IFP leader Mangosuthu Buthelezi has made a u-turn about retiring from politics saying that as a leader of the party he has to go back to Parliament. Picture: Sibonelo Ngcobo/African News Agency(ANA)

Durban - IFP leader Mangosuthu Buthelezi has made a u-turn about retiring from politics saying that as a leader of the party he has to go back to Parliament.

Buthelezi voted at Buthelezi Tribal Court near his homestead in Nkonjeni village outside Ulundi, Zululand, about 11am.

When asked during a press briefing about his political future plans after the elections, Buthelezi said: “Of course I am going to Parliament” without elaborating.

He told his supporters that his party, which he formed in 1975, might collapse if he abandoned it.

“As long as I am still alive I will not leave my party I will assist the leadership that will be elected.

“I cannot allow something I formed to collapse,” he said.

When asked why he cannot allow a young person to lead, he said he had wanted to relinquish the position for years.

“But because other people bribed our national chairman kaMagwaza-Msibi and she broke away. When my party was in dire straits I could not. I could not leave my house burning and run away like a coward.

“Even this time I spoke to the national council, and I told them that I’m no longer standing for this election, and all of them unanimously added me (on the list),” he said.

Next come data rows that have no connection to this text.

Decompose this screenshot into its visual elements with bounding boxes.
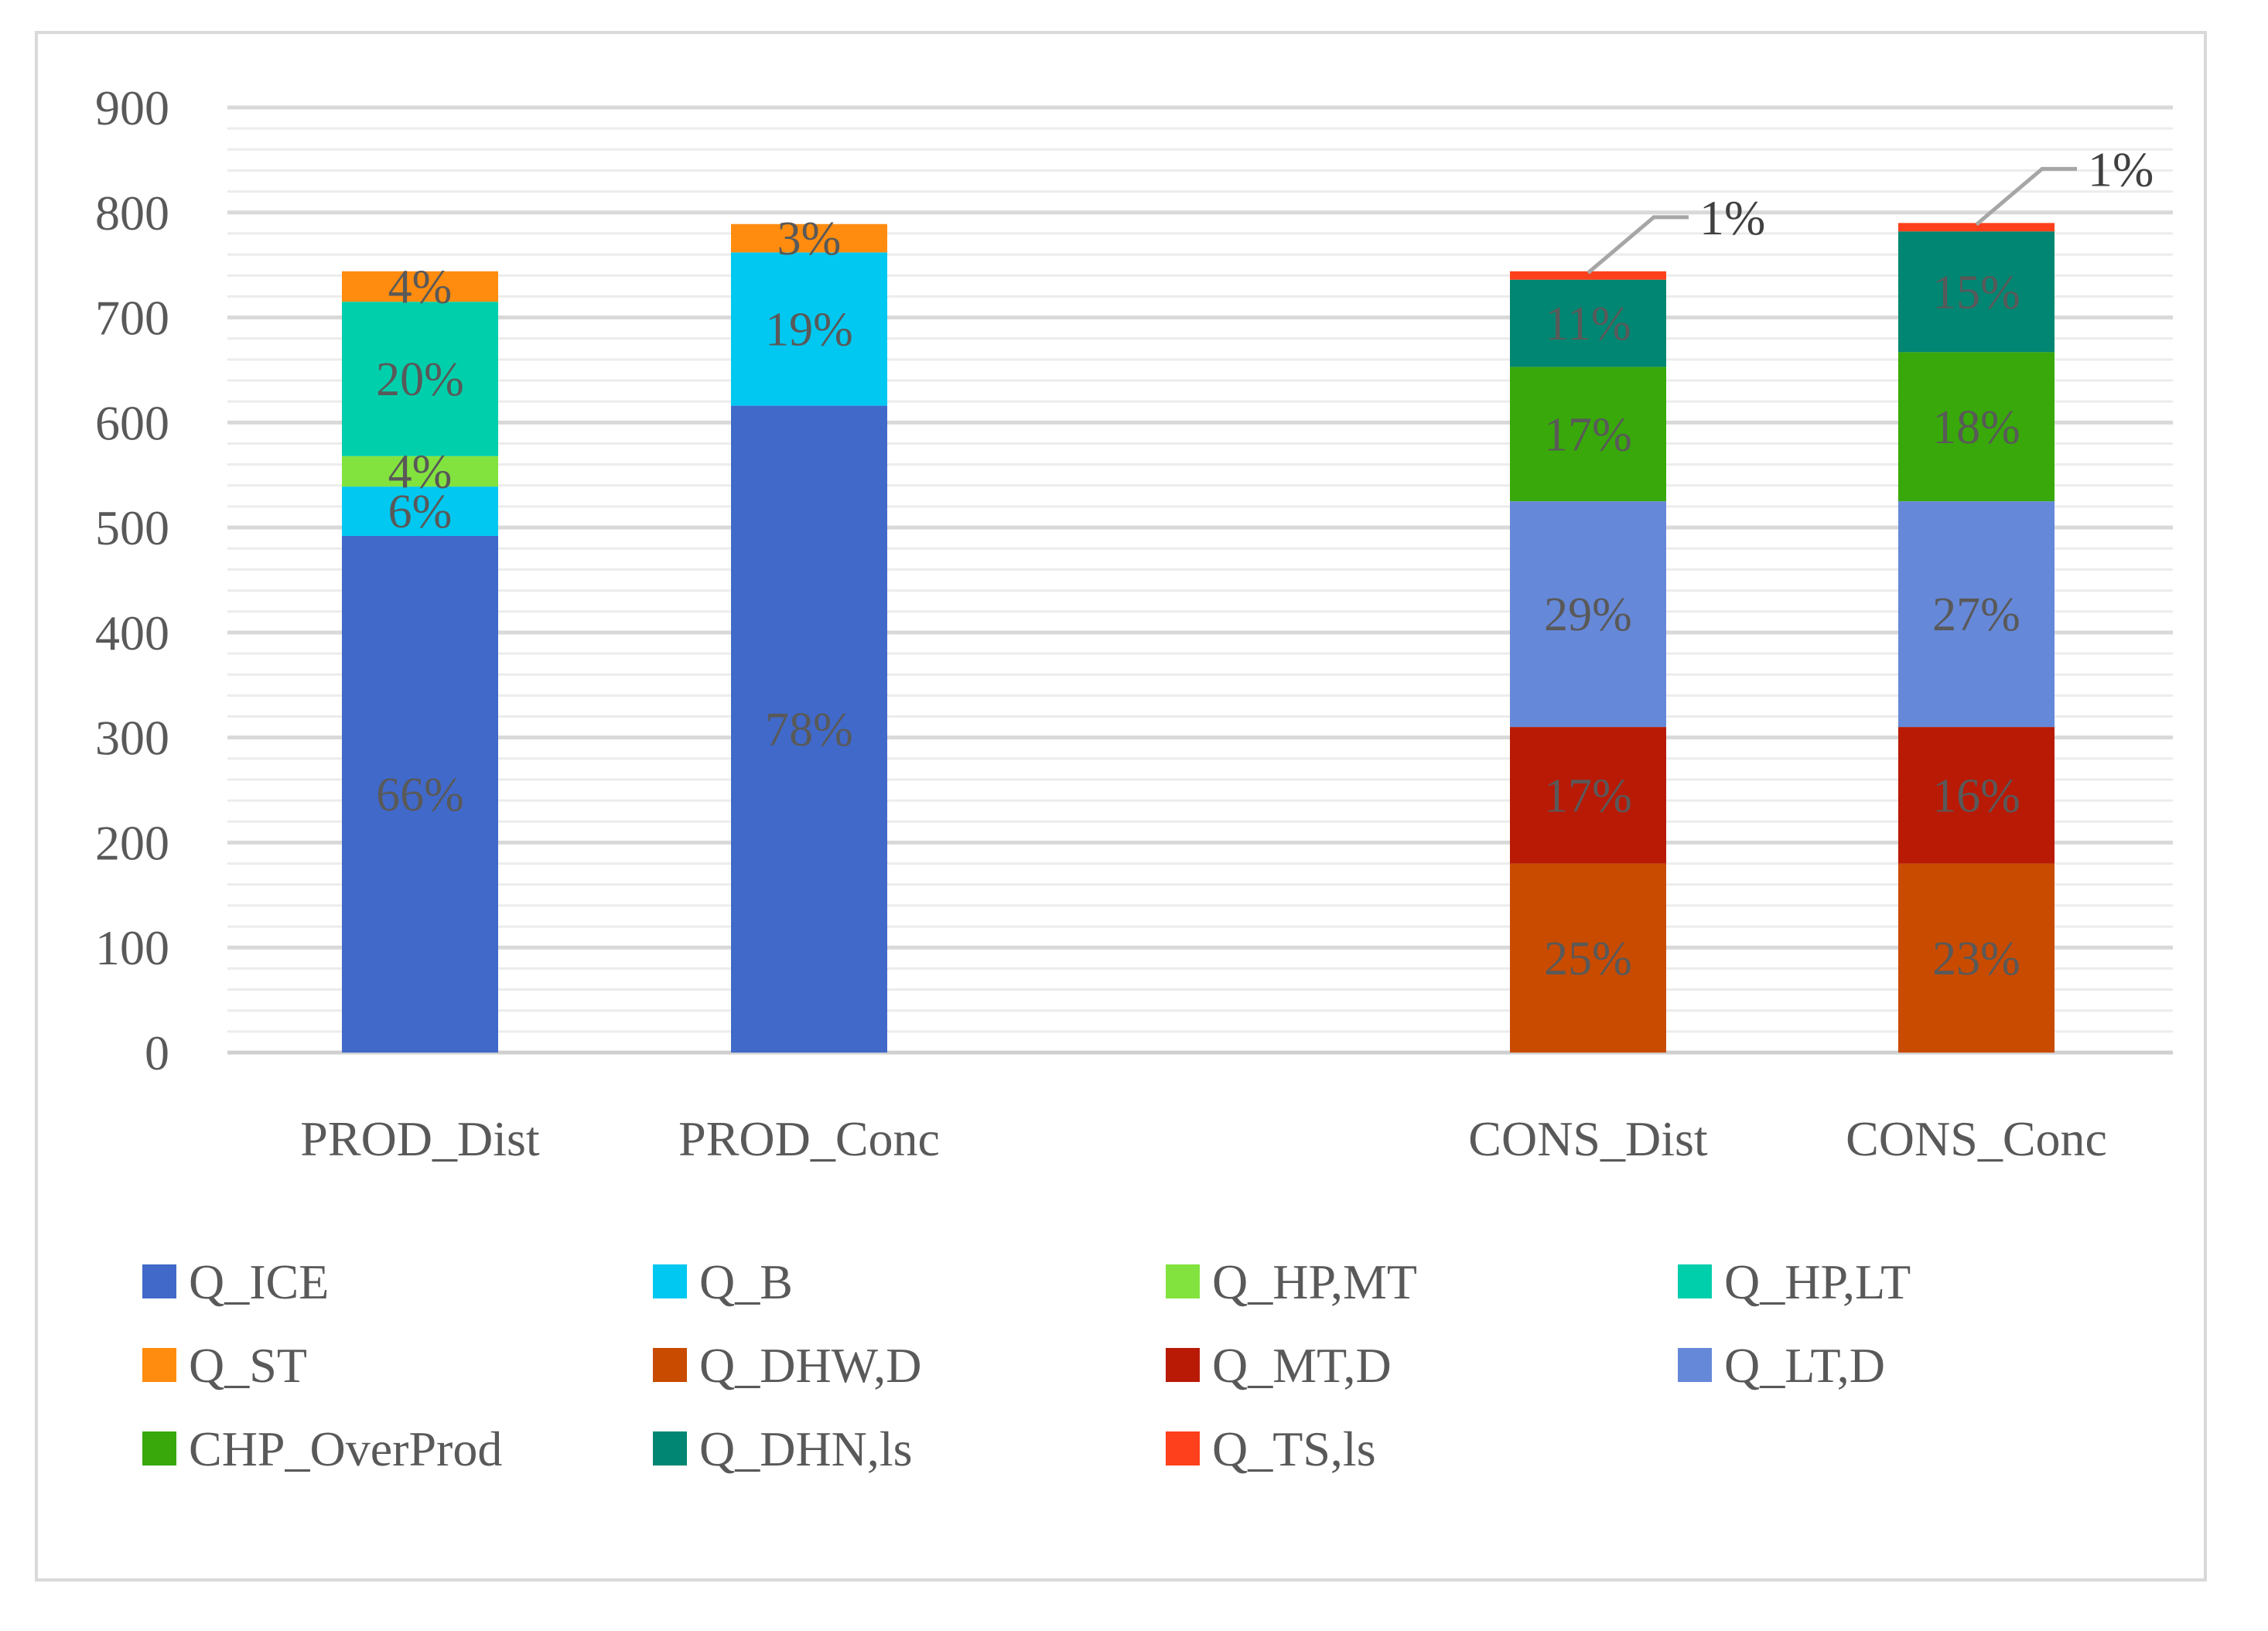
legend-label: Q_HP,LT xyxy=(1724,1254,1911,1309)
legend-swatch xyxy=(142,1348,176,1382)
legend-swatch xyxy=(653,1431,687,1466)
legend-label: Q_ST xyxy=(189,1338,307,1393)
bar-segment xyxy=(1510,271,1666,280)
bar-segment xyxy=(1510,367,1666,502)
y-tick-label: 600 xyxy=(95,395,169,450)
segment-data-labels: 66%6%4%20%4%78%19%3%25%17%29%17%11%23%16… xyxy=(376,213,2020,985)
legend-label: Q_B xyxy=(699,1254,793,1309)
bar-data-label: 4% xyxy=(388,261,453,314)
legend-swatch xyxy=(653,1348,687,1382)
bar-data-label: 25% xyxy=(1544,933,1632,985)
bar-data-label: 20% xyxy=(376,353,464,406)
legend-swatch xyxy=(1166,1264,1200,1298)
minor-gridlines xyxy=(227,127,2173,1033)
legend-swatch xyxy=(1678,1264,1712,1298)
bar-segment xyxy=(1898,352,2055,502)
legend-swatch xyxy=(653,1264,687,1298)
x-category-label: PROD_Dist xyxy=(300,1111,540,1166)
bar-data-label: 18% xyxy=(1932,401,2020,454)
bar-data-label: 17% xyxy=(1544,769,1632,822)
y-tick-label: 400 xyxy=(95,606,169,660)
bar-segment xyxy=(731,405,887,1053)
bar-data-label: 78% xyxy=(765,704,853,756)
bars xyxy=(342,223,2055,1053)
bar-segment xyxy=(1510,279,1666,367)
legend-swatch xyxy=(1166,1431,1200,1466)
legend-label: Q_DHN,ls xyxy=(699,1421,913,1476)
bar-segment xyxy=(731,252,887,406)
legend-label: CHP_OverProd xyxy=(189,1421,502,1476)
bar-segment xyxy=(342,535,498,1053)
bar-data-label: 4% xyxy=(388,445,453,498)
legend-swatch xyxy=(142,1264,176,1298)
bar-segment xyxy=(342,271,498,302)
x-category-label: PROD_Conc xyxy=(678,1111,940,1166)
callout-label: 1% xyxy=(2088,142,2154,196)
bar-segment xyxy=(342,302,498,456)
bar-segment xyxy=(1510,863,1666,1053)
legend-label: Q_HP,MT xyxy=(1212,1254,1417,1309)
y-tick-label: 0 xyxy=(145,1025,169,1080)
bar-segment xyxy=(1898,223,2055,232)
y-axis-tick-labels: 0 100 200 300 400 500 600 700 800 900 xyxy=(95,80,169,1080)
bar-segment xyxy=(1898,727,2055,864)
bar-data-label: 19% xyxy=(765,303,853,356)
y-tick-label: 300 xyxy=(95,711,169,766)
bar-data-label: 23% xyxy=(1932,933,2020,985)
bar-data-label: 11% xyxy=(1545,298,1631,350)
callout-labels: 1% 1% xyxy=(1587,142,2154,275)
legend-label: Q_DHW,D xyxy=(699,1338,921,1393)
bar-data-label: 6% xyxy=(388,486,453,538)
bar-segment xyxy=(1510,727,1666,864)
y-tick-label: 800 xyxy=(95,186,169,241)
bar-data-label: 3% xyxy=(777,213,842,265)
legend-label: Q_LT,D xyxy=(1724,1338,1885,1393)
legend-label: Q_MT,D xyxy=(1212,1338,1392,1393)
bar-data-label: 66% xyxy=(376,769,464,821)
bar-segment xyxy=(342,486,498,536)
bar-data-label: 17% xyxy=(1544,408,1632,461)
x-category-label: CONS_Conc xyxy=(1846,1111,2107,1166)
bar-segment xyxy=(1898,231,2055,353)
callout-leader-line xyxy=(1975,166,2077,227)
major-gridlines xyxy=(227,105,2173,1055)
bar-segment xyxy=(1510,501,1666,728)
callout-label: 1% xyxy=(1699,190,1765,245)
x-category-label: CONS_Dist xyxy=(1468,1111,1708,1166)
y-tick-label: 700 xyxy=(95,291,169,346)
chart-frame: 0 100 200 300 400 500 600 700 800 900 66% 6% 4% 20% 4… xyxy=(35,31,2207,1582)
bar-segment xyxy=(731,223,887,253)
bar-data-label: 15% xyxy=(1932,266,2020,319)
y-tick-label: 200 xyxy=(95,815,169,870)
legend-swatch xyxy=(1166,1348,1200,1382)
bar-segment xyxy=(1898,863,2055,1053)
bar-segment xyxy=(342,456,498,487)
callout-leader-line xyxy=(1587,215,1689,275)
legend-label: Q_TS,ls xyxy=(1212,1421,1376,1476)
bar-data-label: 29% xyxy=(1544,589,1632,641)
legend: Q_ICE Q_B Q_HP,MT Q_HP,LT Q_ST Q_DHW,D Q_MT,D Q… xyxy=(142,1254,1911,1476)
legend-swatch xyxy=(142,1431,176,1466)
y-tick-label: 500 xyxy=(95,500,169,555)
legend-label: Q_ICE xyxy=(189,1254,329,1309)
y-tick-label: 900 xyxy=(95,80,169,135)
x-axis-category-labels: PROD_Dist PROD_Conc CONS_Dist CONS_Conc xyxy=(300,1111,2107,1166)
bar-data-label: 27% xyxy=(1932,589,2020,641)
bar-data-label: 16% xyxy=(1932,769,2020,822)
bar-segment xyxy=(1898,501,2055,728)
legend-swatch xyxy=(1678,1348,1712,1382)
y-tick-label: 100 xyxy=(95,920,169,975)
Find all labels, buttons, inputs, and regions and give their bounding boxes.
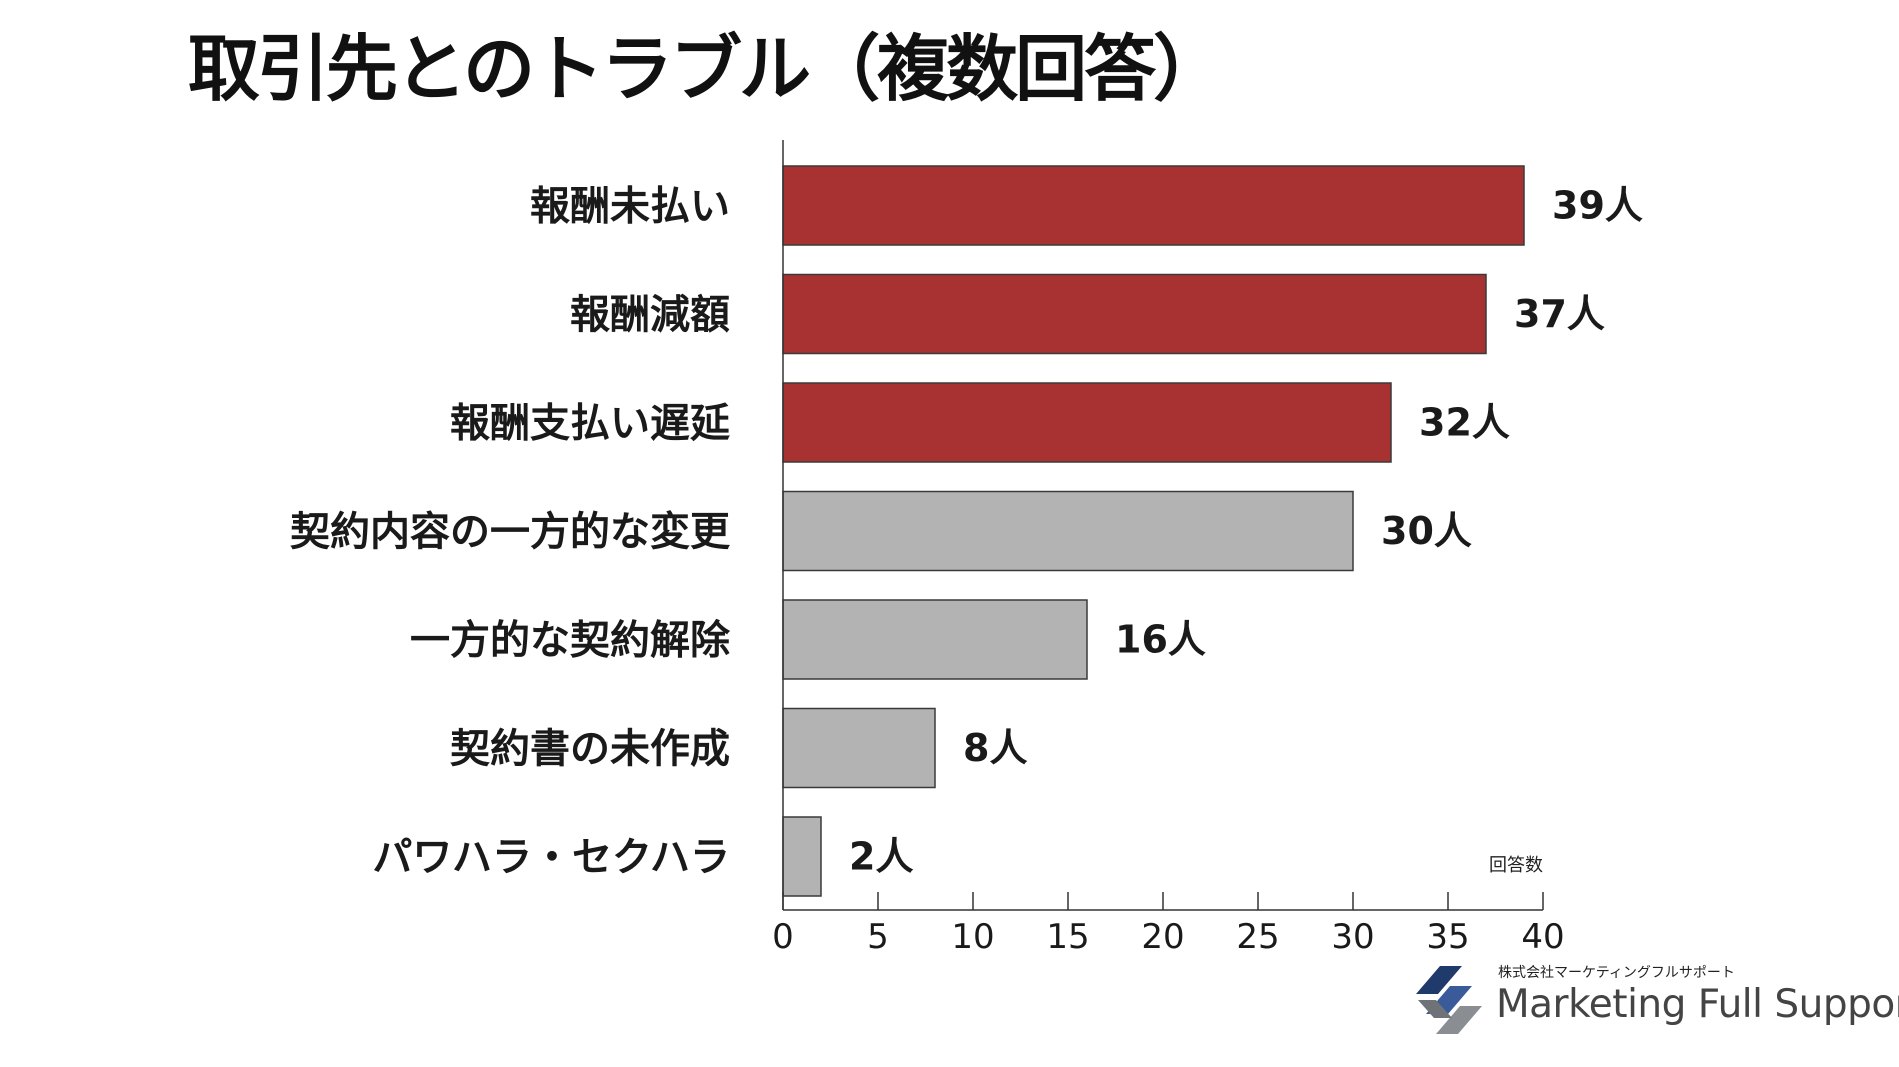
bars-layer [782, 165, 1525, 897]
x-tick-label: 20 [1141, 917, 1184, 957]
x-tick-label: 25 [1236, 917, 1279, 957]
bar-4 [782, 490, 1354, 572]
category-label: 報酬支払い遅延 [450, 401, 730, 447]
value-label: 30人 [1381, 509, 1472, 553]
axis-layer [782, 140, 1544, 911]
value-label: 2人 [849, 835, 913, 879]
bar-6 [782, 707, 936, 789]
category-label: 契約書の未作成 [450, 726, 730, 772]
category-label: 報酬未払い [530, 184, 730, 230]
category-label: パワハラ・セクハラ [372, 835, 730, 881]
company-name-en: Marketing Full Support [1496, 982, 1899, 1027]
x-tick-label: 30 [1331, 917, 1374, 957]
x-tick-label: 0 [772, 917, 794, 957]
x-tick-label: 15 [1046, 917, 1089, 957]
x-tick-label: 40 [1521, 917, 1564, 957]
x-tick-label: 5 [867, 917, 889, 957]
value-label: 8人 [963, 726, 1027, 770]
company-logo: 株式会社マーケティングフルサポート Marketing Full Support [1410, 960, 1899, 1040]
bar-5 [782, 599, 1088, 680]
value-label: 37人 [1514, 292, 1605, 336]
category-label: 報酬減額 [570, 292, 730, 338]
bar-1 [782, 165, 1525, 246]
x-axis-unit-label: 回答数 [1489, 855, 1543, 876]
value-label: 32人 [1419, 401, 1510, 445]
bar-2 [782, 273, 1487, 355]
x-tick-label: 35 [1426, 917, 1469, 957]
company-name-jp: 株式会社マーケティングフルサポート [1498, 965, 1735, 981]
category-label: 契約内容の一方的な変更 [290, 509, 731, 555]
category-label: 一方的な契約解除 [410, 618, 731, 664]
bar-7 [782, 816, 822, 897]
x-tick-label: 10 [951, 917, 994, 957]
value-label: 16人 [1115, 618, 1206, 662]
bar-3 [782, 382, 1392, 463]
company-logo-icon [1416, 966, 1482, 1034]
chart-title: 取引先とのトラブル（複数回答） [187, 27, 1225, 111]
value-label: 39人 [1552, 184, 1643, 228]
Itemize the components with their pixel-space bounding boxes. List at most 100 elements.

He said he refused o bow to pressure from the council, which referred the matter to party branches.

“So all the structures were represented in Durban and they all unanimously backed up what the national council had said and said ‘please’ I should do so,” said Buthelezi.      

After voting at Mangqwashu Primary School of his home village of Mandlakazi in Nongoma, Mncwango said this party in KwaZulu-Natal would negotiate with any political party except the ANC. Buthelezi said his party was also opened to negotiations, but not with a party that had socialist ideologies. He said coalitions were part of democracy.

“After what I have seen with my own eyes I am not interested in a party which still talks about socialism,” he said, but declined to mention parties.

He also accused the ANC of rigging votes. In a statement that he read for the media, he said he had been informed that the ruling party had taxis to transport foreign nationals to Zululand to bolster votes.

“It is difficult to see this as a wild allegation when they did a similar thing in Nquthu (northern KwaZulu-Natal) recently during by-elections.

“In that case, they filled buses with people from Durban to vote in Nquthu, in a desperate attempt to beat the IFP. That attempt at electoral fraud was exposed and prevented,” he said.

Reacting to Buthelezi’s allegations, ANC PML in KwaZulu-Natal Nontembeko Boyce accused the IFP of also busing voters.

“During by-elections in Vryheid and Nongoma we have caught IFP trying to bus in people from various wards taking people from Mondlo to vote where they do not belong.

“You remember the Jozini in Umkhanyakude where IFP lost a case after the elections because it was proven that they bus people,” she said.